Biden has repeatedly spoken about working to overcome his boyhood stutter to become an effective public speaker, such as in a recent profile in The Atlantic that explored whether any remnants of his stutter could be emerging during the Democratic debates. Biden described the ways both students and teachers mocked him for his speech as a child, and the ways he’d practice passages from literature in the mirror at night to work on speaking fluidly.
“Stuttering gave me an insight I don’t think I ever would have had into other people’s pain,” he told The Atlantic.
Biden hit back at Sanders with a tweet of his own later Thursday night: “I’ve worked my whole life to overcome a stutter. And it’s my great honor to mentor kids who have experienced the same. It’s called empathy. Look it up.”

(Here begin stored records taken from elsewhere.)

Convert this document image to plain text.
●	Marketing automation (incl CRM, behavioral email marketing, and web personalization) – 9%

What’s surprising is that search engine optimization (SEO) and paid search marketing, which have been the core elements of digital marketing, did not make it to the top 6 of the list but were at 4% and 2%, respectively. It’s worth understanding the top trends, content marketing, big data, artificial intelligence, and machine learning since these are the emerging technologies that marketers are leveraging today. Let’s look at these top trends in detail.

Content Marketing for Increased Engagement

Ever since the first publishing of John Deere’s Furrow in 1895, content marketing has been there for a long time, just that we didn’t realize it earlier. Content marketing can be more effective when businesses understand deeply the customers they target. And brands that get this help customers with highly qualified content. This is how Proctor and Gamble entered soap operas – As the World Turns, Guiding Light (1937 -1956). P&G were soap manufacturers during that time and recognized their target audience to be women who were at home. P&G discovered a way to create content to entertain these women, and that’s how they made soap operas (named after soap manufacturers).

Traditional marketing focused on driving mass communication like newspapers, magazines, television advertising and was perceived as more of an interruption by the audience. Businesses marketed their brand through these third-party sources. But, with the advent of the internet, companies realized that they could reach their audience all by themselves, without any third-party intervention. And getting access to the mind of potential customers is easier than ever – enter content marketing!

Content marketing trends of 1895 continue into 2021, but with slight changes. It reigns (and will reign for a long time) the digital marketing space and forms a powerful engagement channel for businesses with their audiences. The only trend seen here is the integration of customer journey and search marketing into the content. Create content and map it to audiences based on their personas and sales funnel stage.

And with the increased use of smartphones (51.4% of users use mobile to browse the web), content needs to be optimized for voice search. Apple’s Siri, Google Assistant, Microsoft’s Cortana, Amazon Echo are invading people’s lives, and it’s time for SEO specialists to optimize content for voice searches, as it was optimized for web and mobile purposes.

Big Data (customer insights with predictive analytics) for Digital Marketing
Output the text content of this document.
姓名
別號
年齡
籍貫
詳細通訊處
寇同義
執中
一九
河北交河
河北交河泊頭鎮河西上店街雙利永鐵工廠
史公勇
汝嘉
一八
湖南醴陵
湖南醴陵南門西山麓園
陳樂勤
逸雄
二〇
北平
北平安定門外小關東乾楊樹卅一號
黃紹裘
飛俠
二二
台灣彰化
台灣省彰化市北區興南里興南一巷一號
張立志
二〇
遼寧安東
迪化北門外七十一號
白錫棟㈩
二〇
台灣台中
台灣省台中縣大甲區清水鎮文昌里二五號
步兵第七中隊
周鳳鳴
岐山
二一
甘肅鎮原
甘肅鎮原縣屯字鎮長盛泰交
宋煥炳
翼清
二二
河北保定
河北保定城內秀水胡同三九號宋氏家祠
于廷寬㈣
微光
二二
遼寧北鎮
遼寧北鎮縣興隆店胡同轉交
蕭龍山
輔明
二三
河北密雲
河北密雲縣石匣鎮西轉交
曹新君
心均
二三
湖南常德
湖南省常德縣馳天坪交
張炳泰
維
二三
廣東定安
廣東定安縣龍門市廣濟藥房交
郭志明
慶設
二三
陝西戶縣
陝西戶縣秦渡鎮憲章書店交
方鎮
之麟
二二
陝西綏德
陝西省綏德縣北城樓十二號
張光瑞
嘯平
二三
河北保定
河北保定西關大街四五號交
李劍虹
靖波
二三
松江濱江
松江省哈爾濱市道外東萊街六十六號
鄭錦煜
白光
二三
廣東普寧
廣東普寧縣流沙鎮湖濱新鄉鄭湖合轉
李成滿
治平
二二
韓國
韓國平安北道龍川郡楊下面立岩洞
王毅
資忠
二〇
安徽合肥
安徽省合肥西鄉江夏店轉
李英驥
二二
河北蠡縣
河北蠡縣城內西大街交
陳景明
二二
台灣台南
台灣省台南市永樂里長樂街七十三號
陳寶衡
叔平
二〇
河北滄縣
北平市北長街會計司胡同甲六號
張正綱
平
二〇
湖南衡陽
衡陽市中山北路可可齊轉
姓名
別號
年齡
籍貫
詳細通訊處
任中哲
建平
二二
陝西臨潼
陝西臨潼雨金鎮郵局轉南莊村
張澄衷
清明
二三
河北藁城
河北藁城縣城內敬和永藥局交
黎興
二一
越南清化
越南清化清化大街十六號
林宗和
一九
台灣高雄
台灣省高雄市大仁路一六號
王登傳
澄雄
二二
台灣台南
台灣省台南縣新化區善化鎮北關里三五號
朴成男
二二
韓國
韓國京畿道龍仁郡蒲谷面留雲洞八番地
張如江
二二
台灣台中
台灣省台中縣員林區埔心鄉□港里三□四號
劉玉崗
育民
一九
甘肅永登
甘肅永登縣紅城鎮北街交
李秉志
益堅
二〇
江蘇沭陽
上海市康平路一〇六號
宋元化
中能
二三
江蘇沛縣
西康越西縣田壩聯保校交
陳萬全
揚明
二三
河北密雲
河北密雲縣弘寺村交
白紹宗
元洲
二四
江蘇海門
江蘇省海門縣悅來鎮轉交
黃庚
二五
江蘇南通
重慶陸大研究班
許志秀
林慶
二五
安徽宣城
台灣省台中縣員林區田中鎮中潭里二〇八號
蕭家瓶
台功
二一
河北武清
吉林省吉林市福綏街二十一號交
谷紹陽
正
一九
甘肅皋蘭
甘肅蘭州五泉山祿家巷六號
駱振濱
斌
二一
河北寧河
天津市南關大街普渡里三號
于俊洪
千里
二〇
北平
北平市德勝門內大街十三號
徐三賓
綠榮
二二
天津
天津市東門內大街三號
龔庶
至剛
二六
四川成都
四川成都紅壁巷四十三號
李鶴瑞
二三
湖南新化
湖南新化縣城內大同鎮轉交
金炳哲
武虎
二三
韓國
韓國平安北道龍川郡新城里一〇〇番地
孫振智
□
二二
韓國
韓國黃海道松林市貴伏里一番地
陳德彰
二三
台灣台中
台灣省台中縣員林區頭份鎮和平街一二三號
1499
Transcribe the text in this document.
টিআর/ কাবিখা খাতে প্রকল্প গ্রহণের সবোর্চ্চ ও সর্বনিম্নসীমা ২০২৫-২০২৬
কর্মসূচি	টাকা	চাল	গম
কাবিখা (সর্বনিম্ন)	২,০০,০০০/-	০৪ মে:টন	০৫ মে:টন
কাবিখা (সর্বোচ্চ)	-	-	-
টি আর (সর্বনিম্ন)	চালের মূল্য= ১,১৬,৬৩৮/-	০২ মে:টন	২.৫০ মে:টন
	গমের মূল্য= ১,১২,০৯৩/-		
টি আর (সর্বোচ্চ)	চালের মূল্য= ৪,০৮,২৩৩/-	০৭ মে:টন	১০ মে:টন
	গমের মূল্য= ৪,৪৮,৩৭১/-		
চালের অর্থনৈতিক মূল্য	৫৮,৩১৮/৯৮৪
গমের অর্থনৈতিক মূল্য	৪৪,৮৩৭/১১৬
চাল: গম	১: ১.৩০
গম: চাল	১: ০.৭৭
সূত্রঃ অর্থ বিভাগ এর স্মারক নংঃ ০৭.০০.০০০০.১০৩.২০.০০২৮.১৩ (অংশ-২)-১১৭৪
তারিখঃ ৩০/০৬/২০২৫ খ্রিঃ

Sanders then apologized to Biden.
“I actually didn’t know that about you and that is commendable. I apologize and should have made my point respectfully,” she wrote.
In a 2015 letter to the Stuttering Foundation of America, Biden wrote, “I personally understand the terrible fear and frustration of a stutter. My stutter embarrassed me and made me question myself and my abilities daily… I promise you—you have nothing to be ashamed of, and you have every reason to be proud.”